Już wcześniej obiecywałem współtowarzyszom wyprawy, że napiszę kilka słów o naszej włóczędzie i po Zakarpaciu. Wrzucę kilka zdjęć z wyprawy, a właściwie to tyle ile się da bo mam ze wszystkich aparatów.
W tym miejscu od razu podziękuje Oli za traki którymi się z nami podzieliła. Choć ich nie skopiowaliśmy (za ciężkie moto oprócz jednego do pokonanie i niezbyt sprzyjające warunki pogodowe) to i tak jesteśmy Ci wdzięczni za ich udostępnienie.
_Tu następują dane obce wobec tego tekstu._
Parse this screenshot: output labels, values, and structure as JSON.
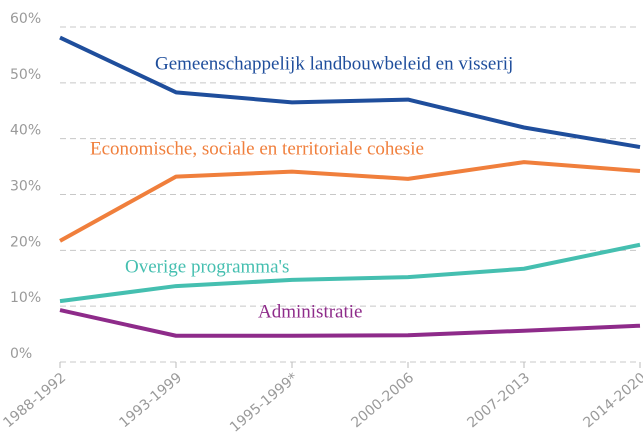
{
  "chart_data": {
    "type": "line",
    "categories": [
      "1988-1992",
      "1993-1999",
      "1995-1999*",
      "2000-2006",
      "2007-2013",
      "2014-2020"
    ],
    "series": [
      {
        "name": "Gemeenschappelijk landbouwbeleid en visserij",
        "color": "#1f4e9c",
        "values": [
          58.1,
          48.3,
          46.5,
          47.0,
          42.0,
          38.5
        ]
      },
      {
        "name": "Economische, sociale en territoriale cohesie",
        "color": "#f07f3c",
        "values": [
          21.7,
          33.2,
          34.1,
          32.8,
          35.8,
          34.2
        ]
      },
      {
        "name": "Overige programma's",
        "color": "#45bfb0",
        "values": [
          10.9,
          13.6,
          14.7,
          15.2,
          16.7,
          21.0
        ]
      },
      {
        "name": "Administratie",
        "color": "#8e2b8a",
        "values": [
          9.3,
          4.7,
          4.7,
          4.8,
          5.6,
          6.5
        ]
      }
    ],
    "ylim": [
      0,
      60
    ],
    "yticks": [
      {
        "value": 0,
        "label": "0%"
      },
      {
        "value": 10,
        "label": "10%"
      },
      {
        "value": 20,
        "label": "20%"
      },
      {
        "value": 30,
        "label": "30%"
      },
      {
        "value": 40,
        "label": "40%"
      },
      {
        "value": 50,
        "label": "50%"
      },
      {
        "value": 60,
        "label": "60%"
      }
    ],
    "grid": true
  }
}
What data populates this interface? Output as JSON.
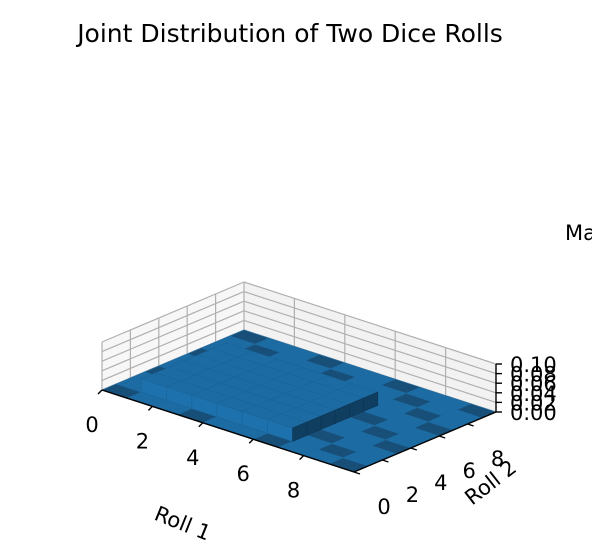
{
  "chart_data": {
    "type": "bar3d",
    "title": "Joint Distribution of Two Dice Rolls",
    "xlabel": "Roll 1",
    "ylabel": "Roll 2",
    "zlabel": "Ma",
    "x_ticks": [
      "0",
      "2",
      "4",
      "6",
      "8"
    ],
    "y_ticks": [
      "0",
      "2",
      "4",
      "6",
      "8"
    ],
    "z_ticks": [
      "0.00",
      "0.02",
      "0.04",
      "0.06",
      "0.08",
      "0.10"
    ],
    "xlim": [
      0,
      10
    ],
    "ylim": [
      0,
      10
    ],
    "zlim": [
      0,
      0.1
    ],
    "roll_1_values": [
      1,
      2,
      3,
      4,
      5,
      6
    ],
    "roll_2_values": [
      1,
      2,
      3,
      4,
      5,
      6
    ],
    "cell_probability": 0.0278,
    "color": "#1f77b4",
    "grid": true
  }
}
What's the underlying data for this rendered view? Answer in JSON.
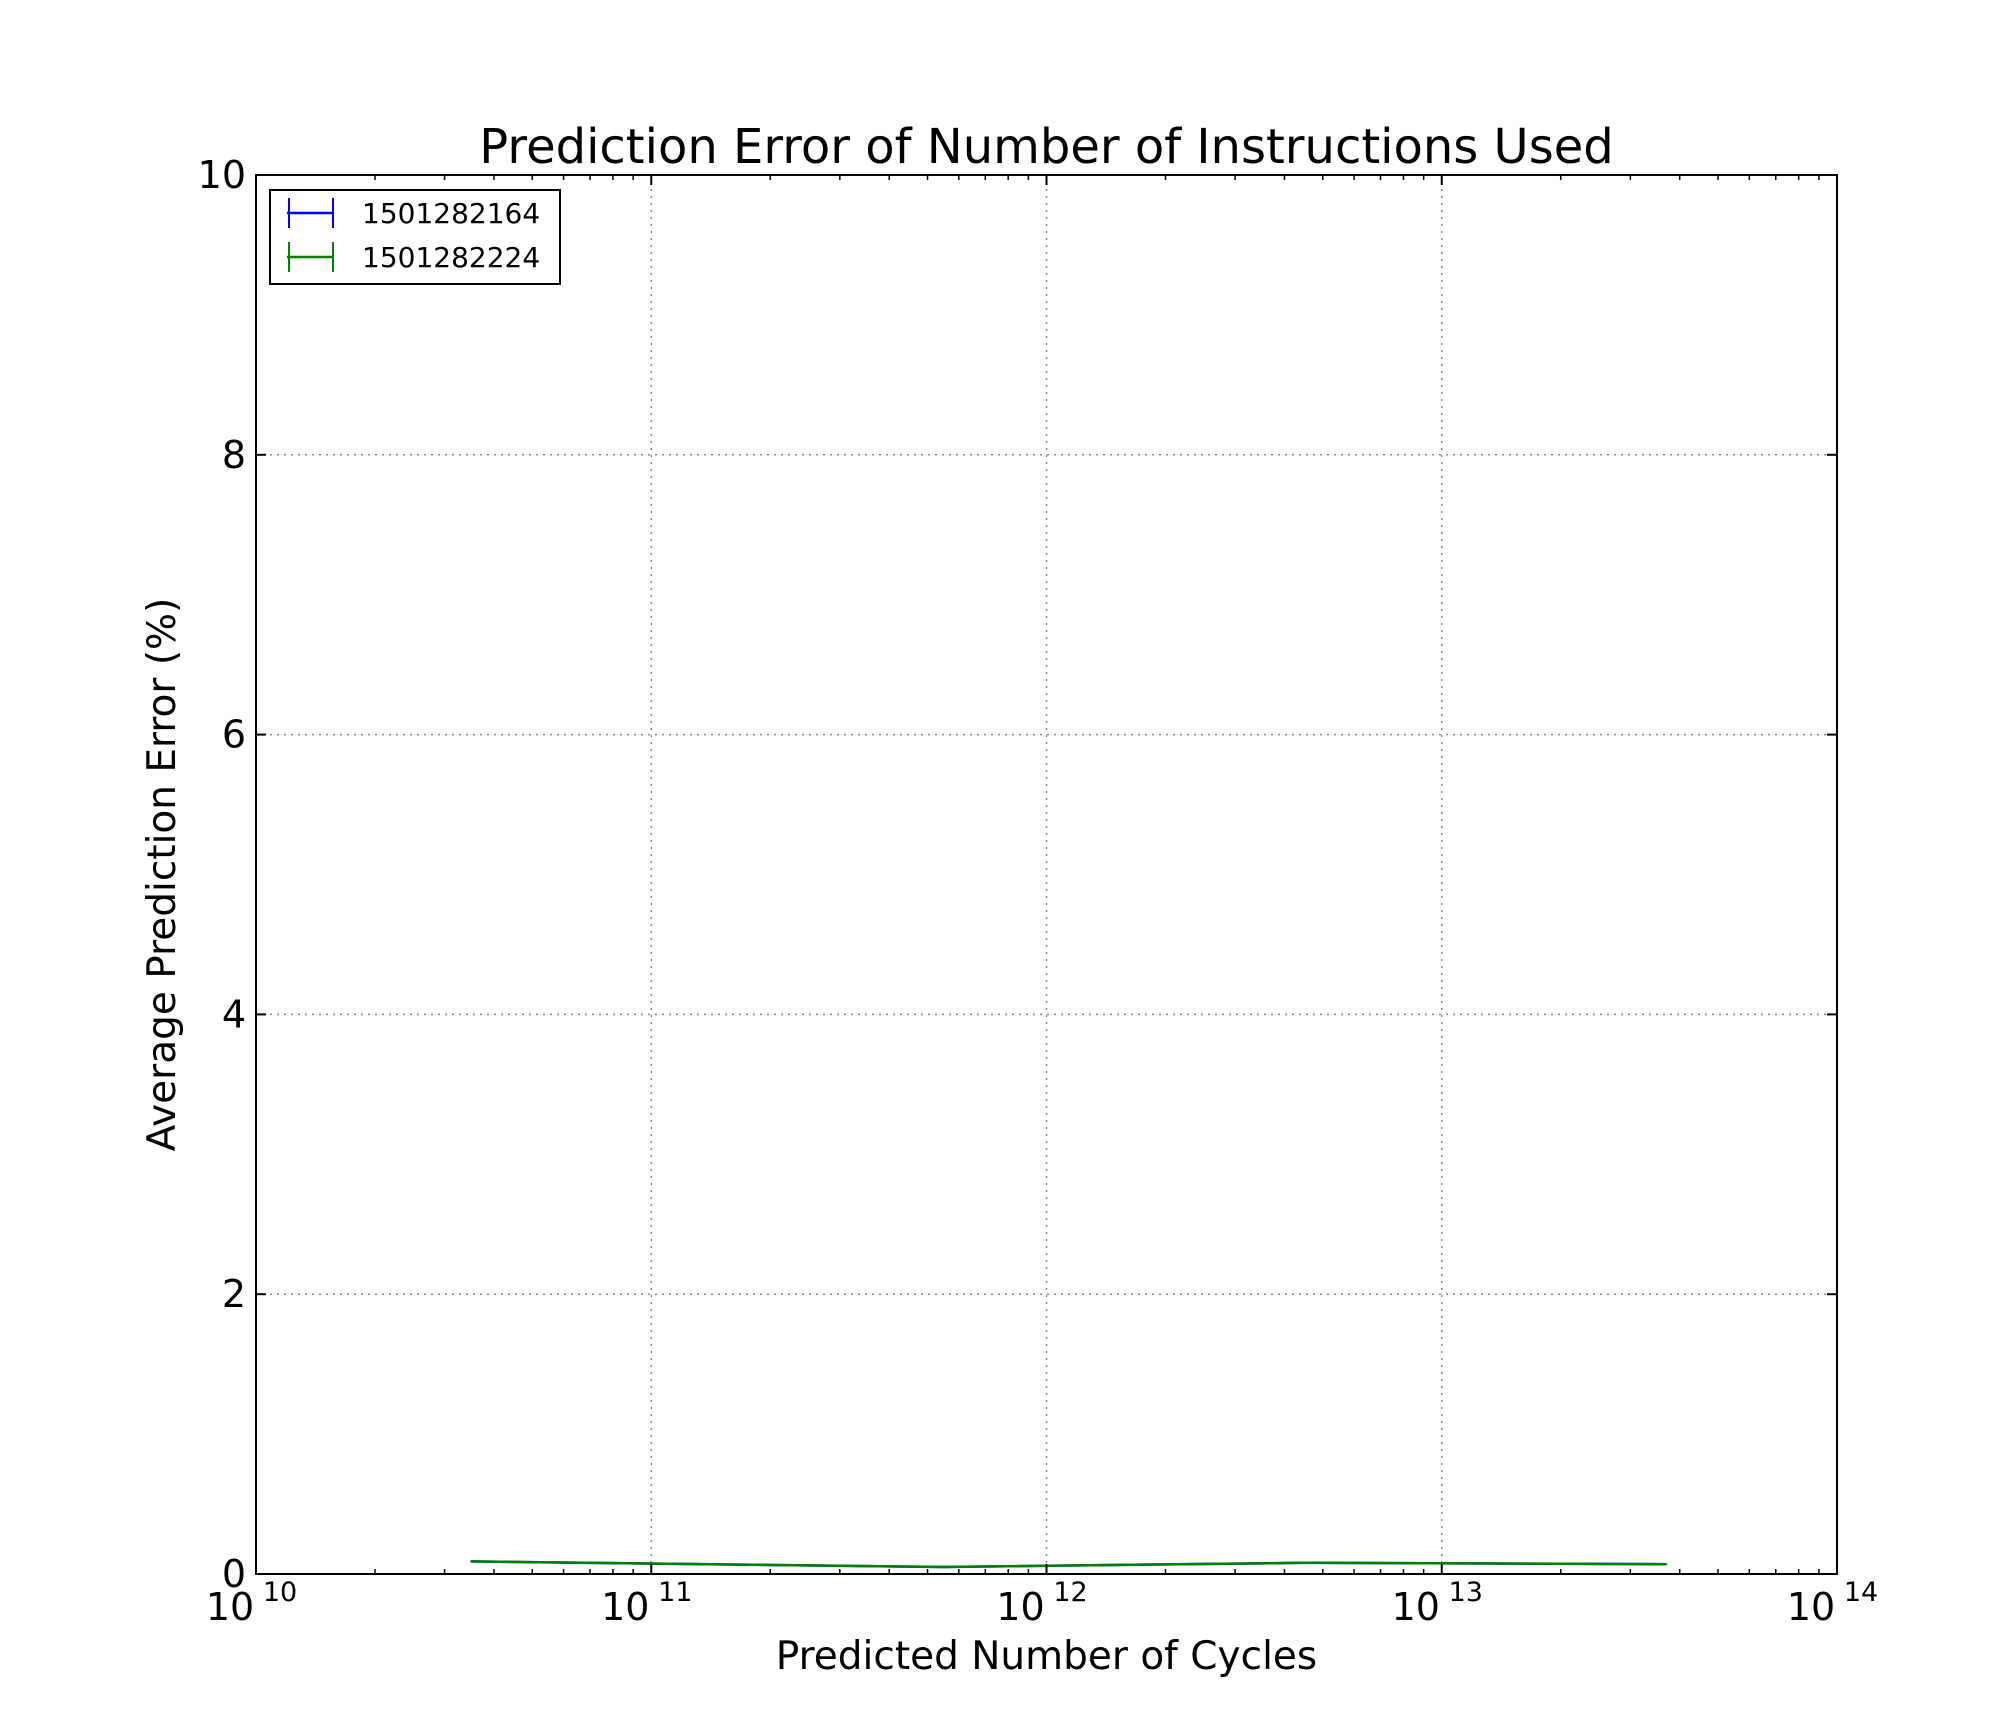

Mam też nadzieję , że reszta jadących włączy się aktywnie i wspomoże mnie w pisaniu relacji.
Dobra ale do rzeczy
Plan:
Skład osobowy planowany; Miki Głogów ,  motomax ,  Pils ,  smigacz ,  wojtekm72, Biały
Pojechali:wojtekm72, motomax, Miki Głogów, smigacz, (Jacek nie Mógł)
DSCF1854.jpg
Termin 26-29 września 2013 r.
Plan był następujący:
Dzień pierwszy -  lecimy trasa Szuter Party przez Wołowiec do Miżgiri Tam baza na jedną noc. 
Dzień drugi- Jedziemy do Kołoczawy atakujemy Połoninę Krasną przerzedzamy  całą (ok 35 km górą) zjazd do Miżgiri nocleg i ...
Dzień trzeci - wjazd na Połoninę Borżawy wjazd na Stoha.  Nocleg w Wołowcu.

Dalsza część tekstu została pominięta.